Steven “The Prof” Cleveland
A prominent topic on which Black Excellence Project founders related was their struggles as Black first-generation college students. When asked, “What is it like to be first gen?” Steven said, “it’s interesting: I don’t feel like it’s an isolated experience.” Reflecting on his father, Jerry Cleveland, Steven said that going to college felt “like a continuum of what my dad did. My dad got a GI bill he was never able to use because of racism he faced in Alabama which wouldn’t allow him to register for college. So, at six years old, my dad told me I was going to get a master’s degree. I think the only reason why I don’t hold a doctorate is because that’s what he told me. After I was done, I was like, ‘Shoot! I’ve done what he asked me to do, my MFA.’ For me, I feel like I’m walking in the footsteps of my ancestors in general, but specifically walking into the footsteps of Jerry Cleveland, who was very clear about expectations” (from Steven Cleveland – Issuu). Following in those footsteps led Steven to apply to UCLA.
After being accepted into UCLA in the summer of 1992, Steven got the opportunity to join an awesome program named INROADS. Its purpose was to give young people of color access to jobs in some of the top industries in the Bay Area. Steven was invited to intern at Kaiser Permanente, which, at the time, was on the national stage, because then-First Lady Hillary Clinton saw it as the model for universal healthcare in America. That experience, in many ways, was life changing. Steven earned a salary that far exceeded that of his parents. He was driven to work every day by Fred, a well-dressed Black man who also worked at Kaiser Permanente and zoomed around Bay Area backroads in his Porsche coupe. This was an influential era in Steven’s life. His father was a trucker, which means that he worked with his hands. He dreamed of Steven having the option to use his mind in a white-collar job, just like the one he had at Kaiser. Permanente. INROADS made that dream a reality and that experience informed the design of BEP.

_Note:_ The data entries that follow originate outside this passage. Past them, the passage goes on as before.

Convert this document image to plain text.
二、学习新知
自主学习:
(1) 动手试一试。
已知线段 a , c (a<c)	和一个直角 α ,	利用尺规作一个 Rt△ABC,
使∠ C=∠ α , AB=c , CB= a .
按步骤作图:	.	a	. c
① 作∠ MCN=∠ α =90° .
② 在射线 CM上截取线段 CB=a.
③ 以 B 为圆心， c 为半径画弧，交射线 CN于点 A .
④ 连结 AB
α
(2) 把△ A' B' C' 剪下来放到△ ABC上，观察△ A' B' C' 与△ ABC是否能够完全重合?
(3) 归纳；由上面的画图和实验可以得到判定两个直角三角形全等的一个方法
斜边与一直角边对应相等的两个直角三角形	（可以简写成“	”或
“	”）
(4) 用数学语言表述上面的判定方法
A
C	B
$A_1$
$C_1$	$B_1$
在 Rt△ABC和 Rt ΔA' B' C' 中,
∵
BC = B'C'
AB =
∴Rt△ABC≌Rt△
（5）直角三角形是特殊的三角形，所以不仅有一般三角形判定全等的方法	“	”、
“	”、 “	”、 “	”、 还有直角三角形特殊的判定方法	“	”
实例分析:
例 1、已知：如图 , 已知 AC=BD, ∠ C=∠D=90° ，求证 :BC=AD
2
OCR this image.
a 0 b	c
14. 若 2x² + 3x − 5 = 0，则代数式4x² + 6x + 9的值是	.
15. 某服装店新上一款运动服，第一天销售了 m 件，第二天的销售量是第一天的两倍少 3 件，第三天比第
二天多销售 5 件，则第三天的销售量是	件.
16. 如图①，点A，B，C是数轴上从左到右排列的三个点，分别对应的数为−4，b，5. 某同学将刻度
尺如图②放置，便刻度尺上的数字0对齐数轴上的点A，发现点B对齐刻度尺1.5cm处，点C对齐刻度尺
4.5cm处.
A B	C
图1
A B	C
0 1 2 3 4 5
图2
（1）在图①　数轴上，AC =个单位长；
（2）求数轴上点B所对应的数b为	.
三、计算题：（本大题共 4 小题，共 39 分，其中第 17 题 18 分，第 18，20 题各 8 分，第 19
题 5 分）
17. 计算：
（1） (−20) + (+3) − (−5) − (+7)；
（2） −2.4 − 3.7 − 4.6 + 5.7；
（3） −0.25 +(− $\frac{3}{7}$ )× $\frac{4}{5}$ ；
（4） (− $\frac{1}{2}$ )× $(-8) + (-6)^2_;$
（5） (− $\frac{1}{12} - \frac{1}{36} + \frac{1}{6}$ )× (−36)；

Another big influence on BEP was Steven’s initial visit to CSU East Bay, then called “Cal State Hayward,” for an on-campus training hosted by INROADS. This was Steven’s first tour of a university campus; he was immediately entranced by its beauty, especially the amazing views all the way to San Francisco. As a Black first-generation college student, Steven had never seen a Black student, much less a Black faculty member, but INROADS showed him both. He has never forgotten the warmth of their welcome or his pride in being an INROADS student! Fast-forward 14 years later to 2006: Steven returned to CSUEB, now a Black professor himself and, another 14 years later, he and Sarah Aubert launched the Black Excellence Project.

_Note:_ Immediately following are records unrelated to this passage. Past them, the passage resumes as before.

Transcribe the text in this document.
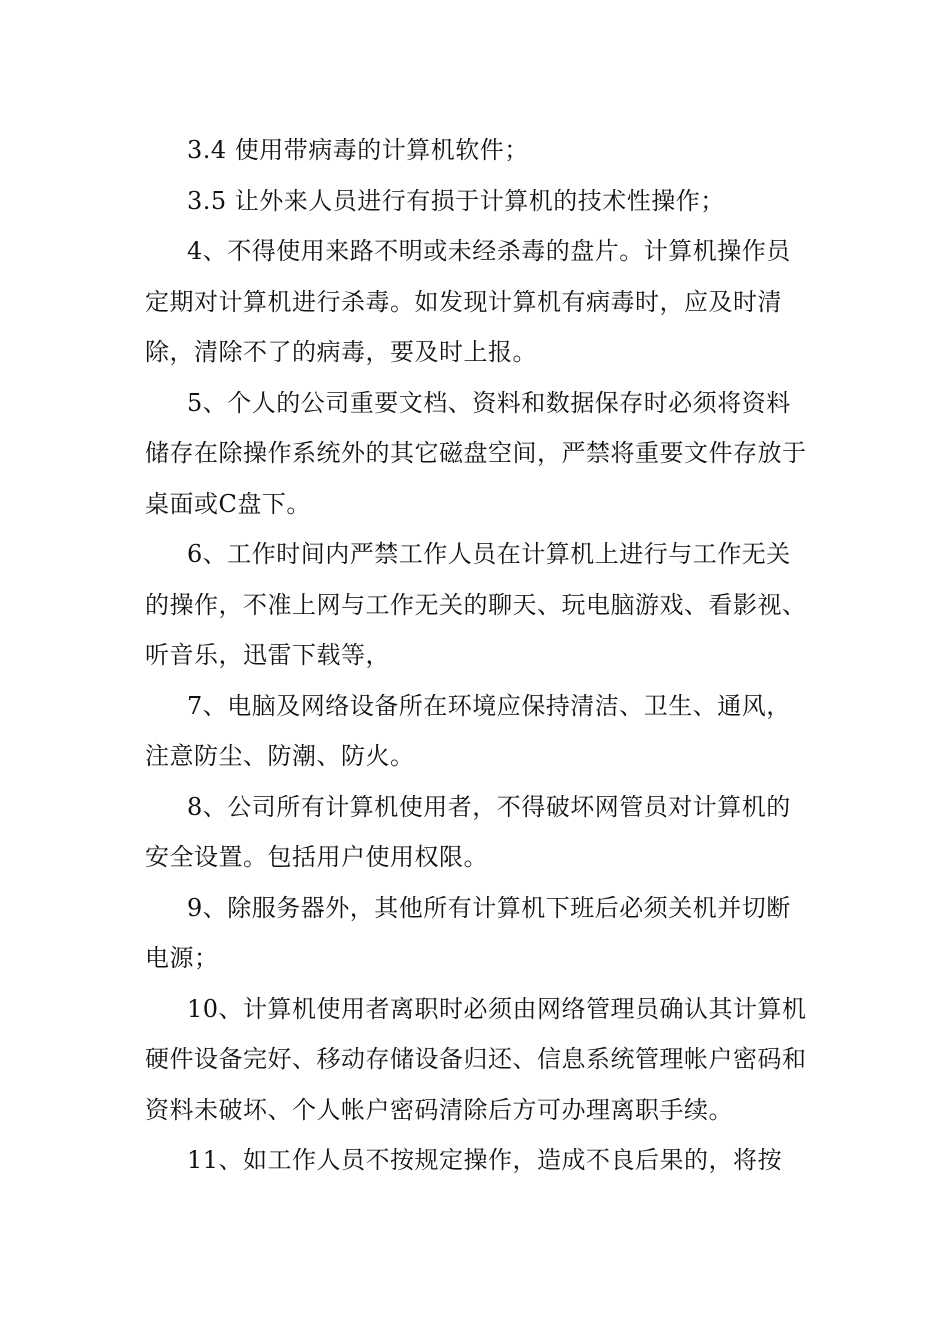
3.4 使用带病毒的计算机软件；

3.5 让外来人员进行有损于计算机的技术性操作；

4、不得使用来路不明或未经杀毒的盘片。计算机操作员定期对计算机进行杀毒。如发现计算机有病毒时，应及时清除，清除不了的病毒，要及时上报。

5、个人的公司重要文档、资料和数据保存时必须将资料储存在除操作系统外的其它磁盘空间，严禁将重要文件存放于桌面或C盘下。

6、工作时间内严禁工作人员在计算机上进行与工作无关的操作，不准上网与工作无关的聊天、玩电脑游戏、看影视、听音乐，迅雷下载等，

7、电脑及网络设备所在环境应保持清洁、卫生、通风，注意防尘、防潮、防火。

8、公司所有计算机使用者，不得破坏网管员对计算机的安全设置。包括用户使用权限。

9、除服务器外，其他所有计算机下班后必须关机并切断电源；

10、计算机使用者离职时必须由网络管理员确认其计算机硬件设备完好、移动存储设备归还、信息系统管理帐户密码和资料未破坏、个人帐户密码清除后方可办理离职手续。

11、如工作人员不按规定操作，造成不良后果的，将按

At its core, BEP derives from Steven’s INROADS experiences. Just as INROADS did for Steven, BEP seeks to empower other Black first-generation college students. Just being exposed to such possibilities affirmed Steven’s desire to attend college. Just as INROADS provided that opportunity for Steven, BEP intends to inspire current and future Black students to pursue higher education in order to achieve their own goals.